Ken Starr: Sitting presidents should be indictable
Ken Starr, the former independent counsel who investigated President Clinton, said sitting presidents should be indictable during an interview on CNN Friday with former Clinton press secretary Joe Lockhart.
“Do you think a sitting president can be indicted?” CNN “New Day” co-anchor John Berman asked Starr.
“Yes, and I disagree with the Justice Department’s guidelines but it is the historic position of the department,” responded Starr.
{mosads}”I think that, plus first principles, no person is above the law, means that a president can be indicted,” Starr said.
“But that’s not the Justice Department policy, and Bob Mueller, as you know, is an officer of the Justice Department and is therefore required to follow that policy,” he added. “He cannot indict.”
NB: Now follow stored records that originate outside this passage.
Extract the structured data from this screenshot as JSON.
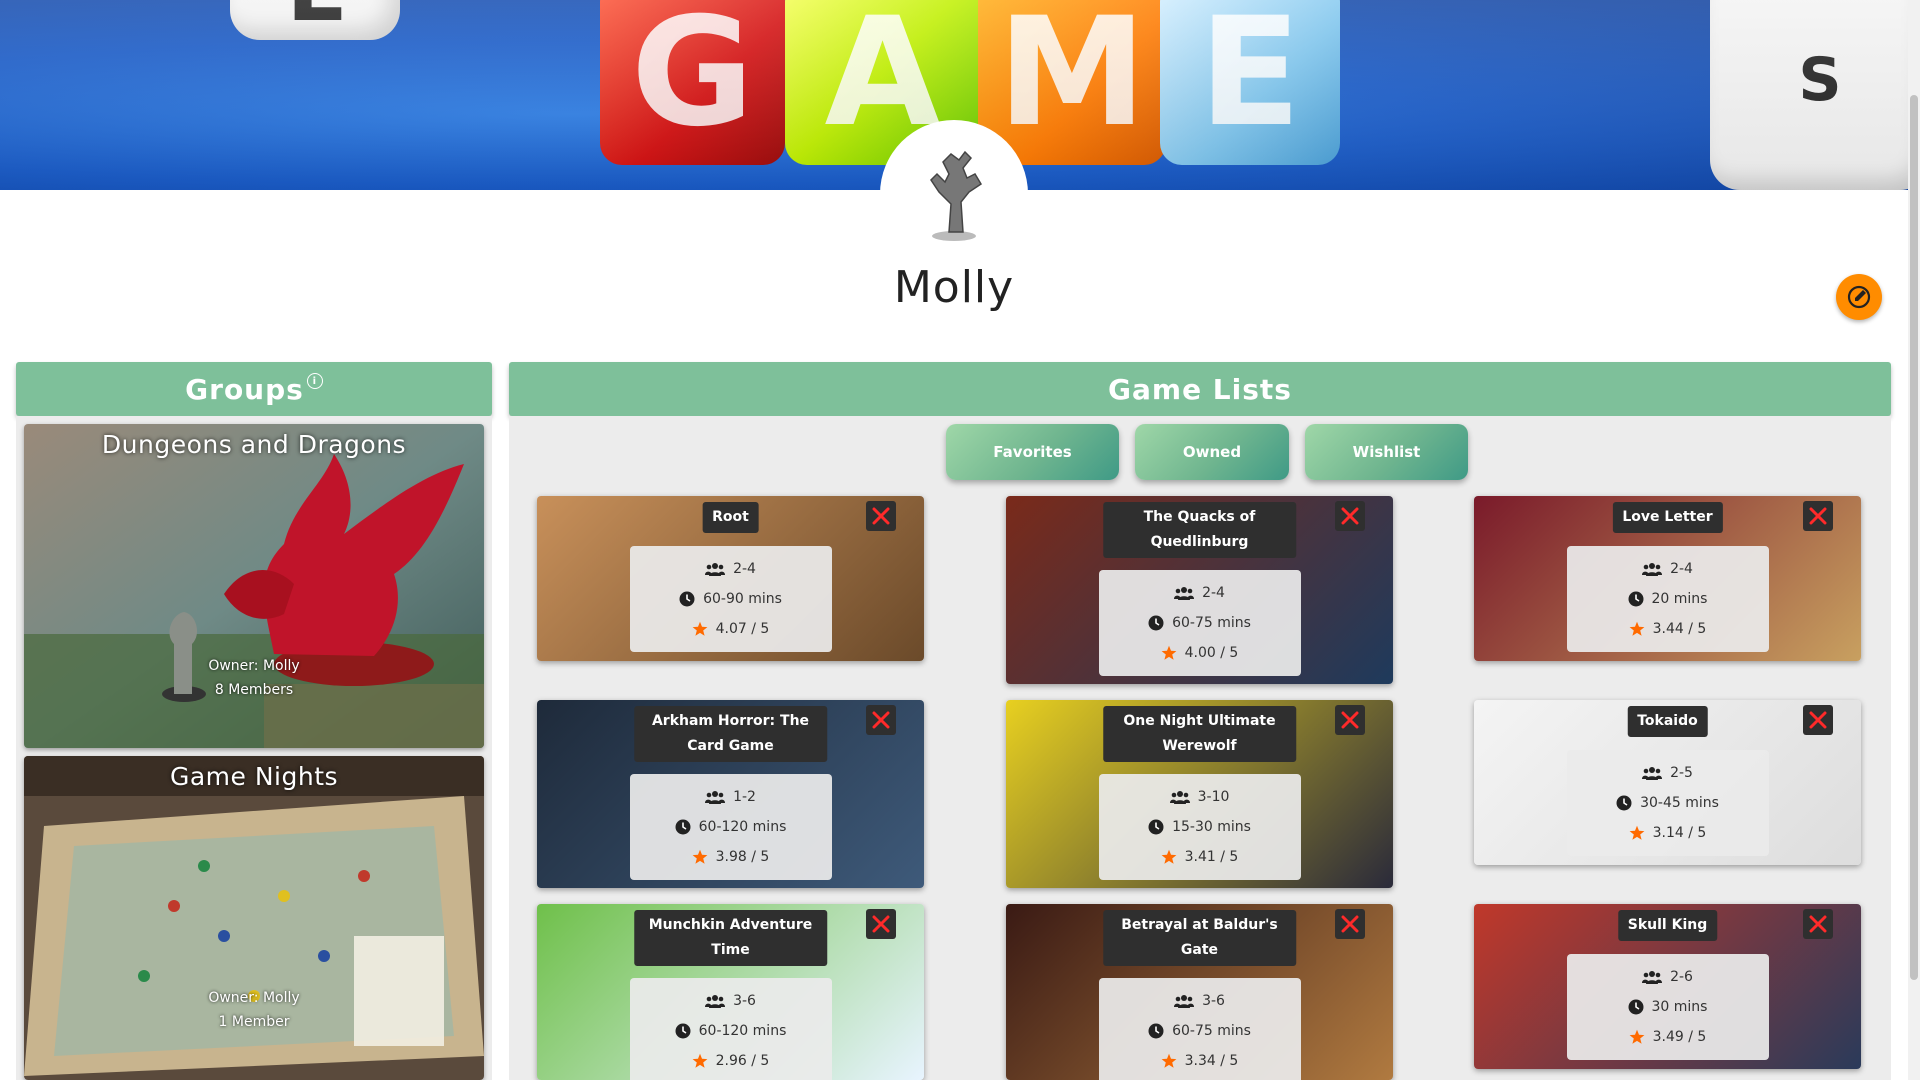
{
  "banner": {
    "letters": [
      "G",
      "A",
      "M",
      "E"
    ]
  },
  "profile": {
    "name": "Molly"
  },
  "groups": {
    "title": "Groups",
    "items": [
      {
        "name": "Dungeons and Dragons",
        "owner": "Owner: Molly",
        "members": "8 Members"
      },
      {
        "name": "Game Nights",
        "owner": "Owner: Molly",
        "members": "1 Member"
      }
    ]
  },
  "game_lists": {
    "title": "Game Lists",
    "tabs": [
      "Favorites",
      "Owned",
      "Wishlist"
    ],
    "games": [
      {
        "name": "Root",
        "players": "2-4",
        "time": "60-90 mins",
        "rating": "4.07 / 5"
      },
      {
        "name": "The Quacks of Quedlinburg",
        "players": "2-4",
        "time": "60-75 mins",
        "rating": "4.00 / 5"
      },
      {
        "name": "Love Letter",
        "players": "2-4",
        "time": "20 mins",
        "rating": "3.44 / 5"
      },
      {
        "name": "Arkham Horror: The Card Game",
        "players": "1-2",
        "time": "60-120 mins",
        "rating": "3.98 / 5"
      },
      {
        "name": "One Night Ultimate Werewolf",
        "players": "3-10",
        "time": "15-30 mins",
        "rating": "3.41 / 5"
      },
      {
        "name": "Tokaido",
        "players": "2-5",
        "time": "30-45 mins",
        "rating": "3.14 / 5"
      },
      {
        "name": "Munchkin Adventure Time",
        "players": "3-6",
        "time": "60-120 mins",
        "rating": "2.96 / 5"
      },
      {
        "name": "Betrayal at Baldur's Gate",
        "players": "3-6",
        "time": "60-75 mins",
        "rating": "3.34 / 5"
      },
      {
        "name": "Skull King",
        "players": "2-6",
        "time": "30 mins",
        "rating": "3.49 / 5"
      }
    ]
  },
  "colors": {
    "accent": "#7ec09a",
    "edit": "#ff8c00",
    "star": "#ff6a00",
    "remove": "#ff2a2a"
  }
}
.@joelockhart on Russia investigation: “There may be in some narrow legal-eagle place where that is not obstruction of justice, to the rest of us it is obstruction of justice on the face of it.”
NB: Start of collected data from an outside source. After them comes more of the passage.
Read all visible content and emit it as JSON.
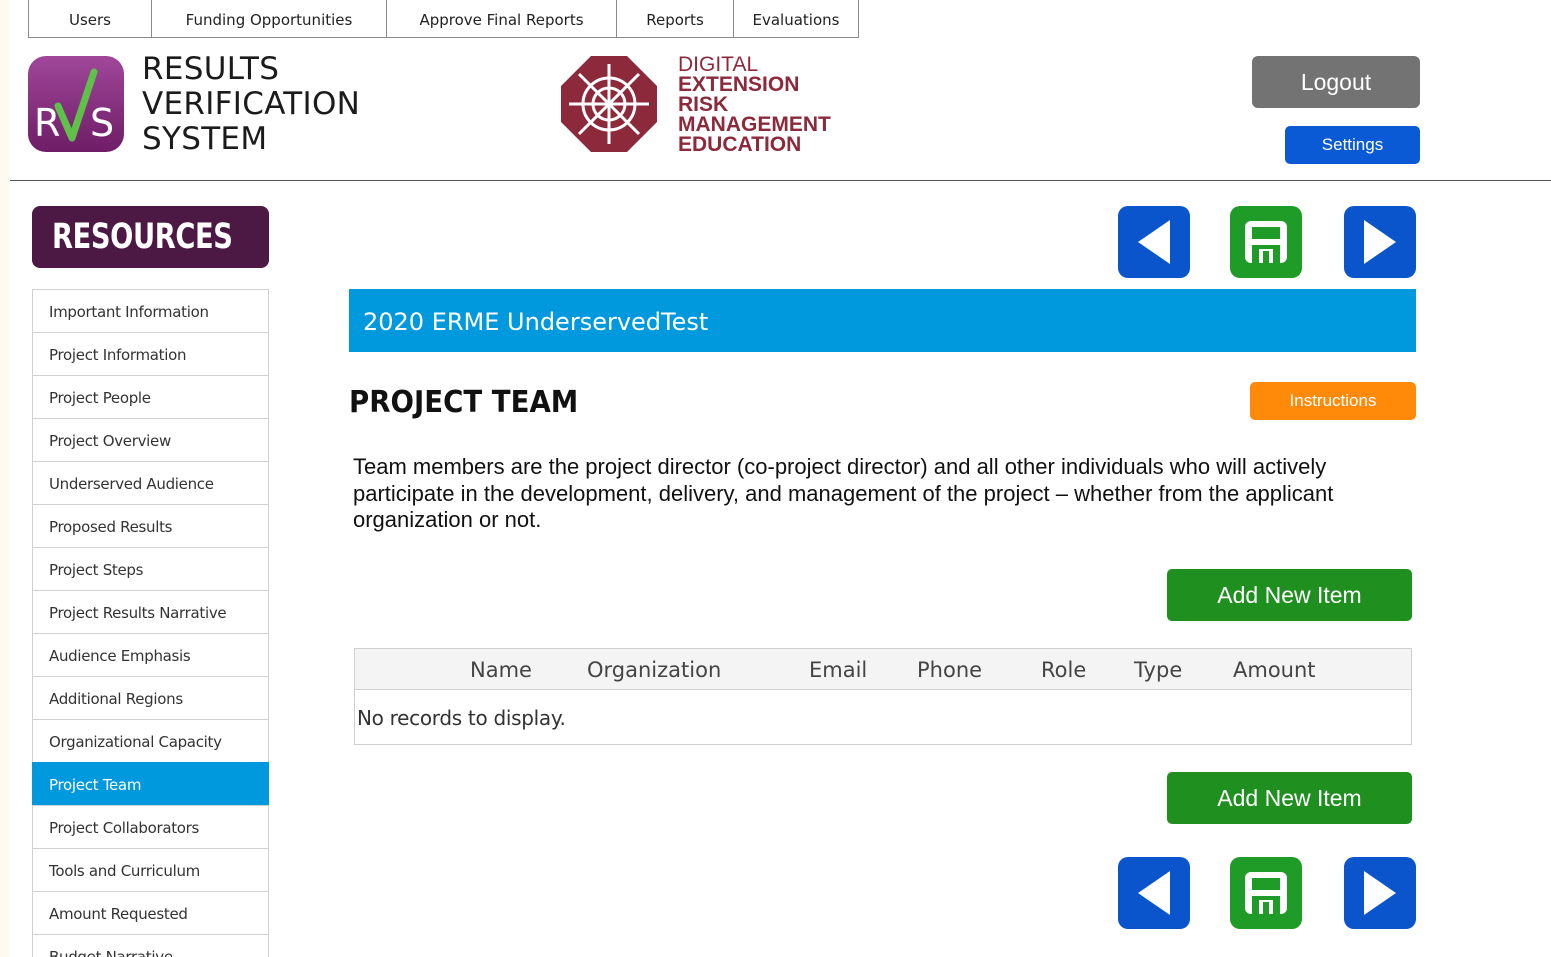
{
  "topnav": {
    "items": [
      "Users",
      "Funding Opportunities",
      "Approve Final Reports",
      "Reports",
      "Evaluations"
    ]
  },
  "branding": {
    "rvs_mark": "RVS",
    "rvs_lines": [
      "RESULTS",
      "VERIFICATION",
      "SYSTEM"
    ],
    "derme_lines": [
      "DIGITAL",
      "EXTENSION",
      "RISK",
      "MANAGEMENT",
      "EDUCATION"
    ]
  },
  "header": {
    "logout_label": "Logout",
    "settings_label": "Settings"
  },
  "resources": {
    "label": "RESOURCES"
  },
  "sidebar": {
    "items": [
      "Important Information",
      "Project Information",
      "Project People",
      "Project Overview",
      "Underserved Audience",
      "Proposed Results",
      "Project Steps",
      "Project Results Narrative",
      "Audience Emphasis",
      "Additional Regions",
      "Organizational Capacity",
      "Project Team",
      "Project Collaborators",
      "Tools and Curriculum",
      "Amount Requested",
      "Budget Narrative"
    ],
    "active_index": 11
  },
  "main": {
    "project_name": "2020 ERME UnderservedTest",
    "section_title": "PROJECT TEAM",
    "instructions_label": "Instructions",
    "description": "Team members are the project director (co-project director) and all other individuals who will actively participate in the development, delivery, and management of the project – whether from the applicant organization or not.",
    "add_label": "Add New Item",
    "grid": {
      "columns": [
        "Name",
        "Organization",
        "Email",
        "Phone",
        "Role",
        "Type",
        "Amount"
      ],
      "empty_message": "No records to display."
    }
  },
  "colors": {
    "accent_blue": "#0099dd",
    "nav_blue": "#0a55cc",
    "save_green": "#1f9c28",
    "add_green": "#1f8f1f",
    "instructions_orange": "#ff8a0a",
    "resources_purple": "#4b1943",
    "derme_maroon": "#8c2a3c"
  },
  "icons": {
    "prev": "triangle-left-icon",
    "save": "floppy-disk-icon",
    "next": "triangle-right-icon"
  }
}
Ken Starr: “But [Trump] didn’t shut down the investigation” https://t.co/e9WSyLOpgc pic.twitter.com/SZJFVN24FH
— New Day (@NewDay) March 8, 2019
Mueller is the special counsel investigating the possibility of collusion between the Trump campaign and Russia during the 2016 presidential race. He is expected to wrap-up his report soon, though nothing is completely clear about Mueller’s secretive process.
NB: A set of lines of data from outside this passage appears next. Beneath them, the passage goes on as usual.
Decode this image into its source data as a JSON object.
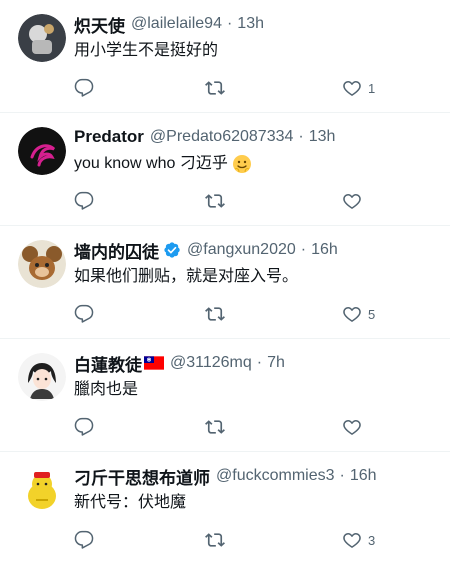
{
  "tweets": [
    {
      "name": "炽天使",
      "handle": "@lailelaile94",
      "time": "13h",
      "text": "用小学生不是挺好的",
      "like_count": "1"
    },
    {
      "name": "Predator",
      "handle": "@Predato62087334",
      "time": "13h",
      "text": "you know who 刁迈乎",
      "like_count": ""
    },
    {
      "name": "墙内的囚徒",
      "handle": "@fangxun2020",
      "time": "16h",
      "text": "如果他们删贴，就是对座入号。",
      "like_count": "5"
    },
    {
      "name": "白蓮教徒",
      "handle": "@31126mq",
      "time": "7h",
      "text": "臘肉也是",
      "like_count": ""
    },
    {
      "name": "刁斤干思想布道师",
      "handle": "@fuckcommies3",
      "time": "16h",
      "text": "新代号：伏地魔",
      "like_count": "3"
    }
  ],
  "separator": "·",
  "icons": {
    "reply": "reply-icon",
    "retweet": "retweet-icon",
    "like": "heart-icon",
    "verified": "verified-badge-icon",
    "flag": "taiwan-flag-icon",
    "emoji": "smiling-face-emoji-icon"
  },
  "colors": {
    "text": "#0f1419",
    "secondary": "#536471",
    "verified": "#1d9bf0",
    "divider": "#eff3f4"
  }
}
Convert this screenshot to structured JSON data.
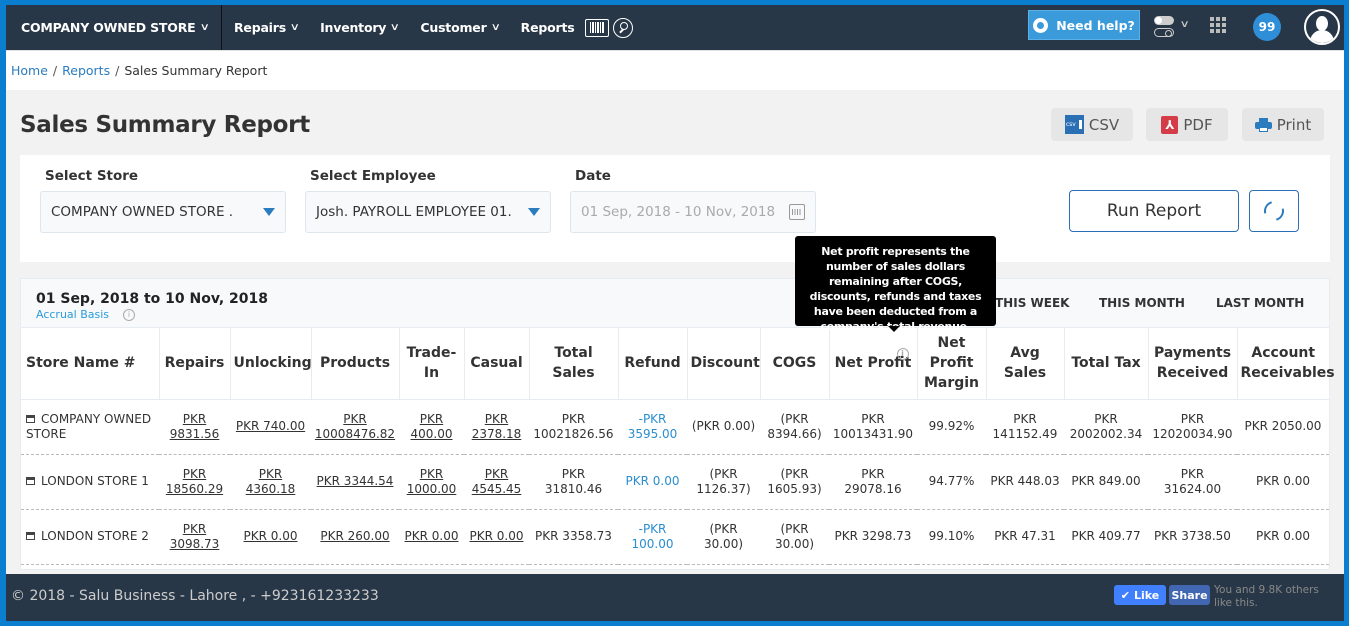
{
  "nav": {
    "store": "COMPANY OWNED STORE",
    "items": [
      "Repairs",
      "Inventory",
      "Customer",
      "Reports"
    ],
    "help": "Need help?",
    "notifications": "99"
  },
  "breadcrumb": {
    "home": "Home",
    "reports": "Reports",
    "current": "Sales Summary Report"
  },
  "page": {
    "title": "Sales Summary Report",
    "export": {
      "csv": "CSV",
      "pdf": "PDF",
      "print": "Print"
    }
  },
  "filters": {
    "store_label": "Select Store",
    "store_value": "COMPANY OWNED STORE .",
    "employee_label": "Select Employee",
    "employee_value": "Josh. PAYROLL EMPLOYEE 01.",
    "date_label": "Date",
    "date_value": "01 Sep, 2018 - 10 Nov, 2018",
    "run": "Run Report"
  },
  "report": {
    "range": "01 Sep, 2018 to 10 Nov, 2018",
    "basis": "Accrual Basis",
    "periods": [
      "THIS WEEK",
      "THIS MONTH",
      "LAST MONTH"
    ],
    "tooltip": "Net profit represents the number of sales dollars remaining after COGS, discounts, refunds and taxes have been deducted from a company's total revenue.",
    "columns": [
      "Store Name #",
      "Repairs",
      "Unlocking",
      "Products",
      "Trade-In",
      "Casual",
      "Total Sales",
      "Refund",
      "Discount",
      "COGS",
      "Net Profit",
      "Net Profit Margin",
      "Avg Sales",
      "Total Tax",
      "Payments Received",
      "Account Receivables"
    ],
    "rows": [
      [
        "COMPANY OWNED STORE",
        "PKR 9831.56",
        "PKR 740.00",
        "PKR 10008476.82",
        "PKR 400.00",
        "PKR 2378.18",
        "PKR 10021826.56",
        "-PKR 3595.00",
        "(PKR 0.00)",
        "(PKR 8394.66)",
        "PKR 10013431.90",
        "99.92%",
        "PKR 141152.49",
        "PKR 2002002.34",
        "PKR 12020034.90",
        "PKR 2050.00"
      ],
      [
        "LONDON STORE 1",
        "PKR 18560.29",
        "PKR 4360.18",
        "PKR 3344.54",
        "PKR 1000.00",
        "PKR 4545.45",
        "PKR 31810.46",
        "PKR 0.00",
        "(PKR 1126.37)",
        "(PKR 1605.93)",
        "PKR 29078.16",
        "94.77%",
        "PKR 448.03",
        "PKR 849.00",
        "PKR 31624.00",
        "PKR 0.00"
      ],
      [
        "LONDON STORE 2",
        "PKR 3098.73",
        "PKR 0.00",
        "PKR 260.00",
        "PKR 0.00",
        "PKR 0.00",
        "PKR 3358.73",
        "-PKR 100.00",
        "(PKR 30.00)",
        "(PKR 30.00)",
        "PKR 3298.73",
        "99.10%",
        "PKR 47.31",
        "PKR 409.77",
        "PKR 3738.50",
        "PKR 0.00"
      ]
    ]
  },
  "footer": {
    "copyright": "© 2018 - Salu Business - Lahore , - +923161233233",
    "like": "Like",
    "share": "Share",
    "social_text": "You and 9.8K others like this."
  }
}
Starr, also a former solicitor general, initially was tapped to investigate the Whitewater financial case involving the Clintons, but his probe eventually became focused on Clinton’s affair with then-White House intern Monica Lewinsky.
Starr’s report alleged that Clinton perjured himself after lying under oath regarding his Oval Office affair with Lewinsky, which began during his second term.
Clinton’s legal team argued that a sitting president was immune from a civil lawsuit, in this case brought about by Paula Jones against Clinton, with Jones alleging she was sexually harassed by Clinton before he took office in 1993.
The Supreme Court rejected Clinton’s argument in a 9-0 vote in 1997.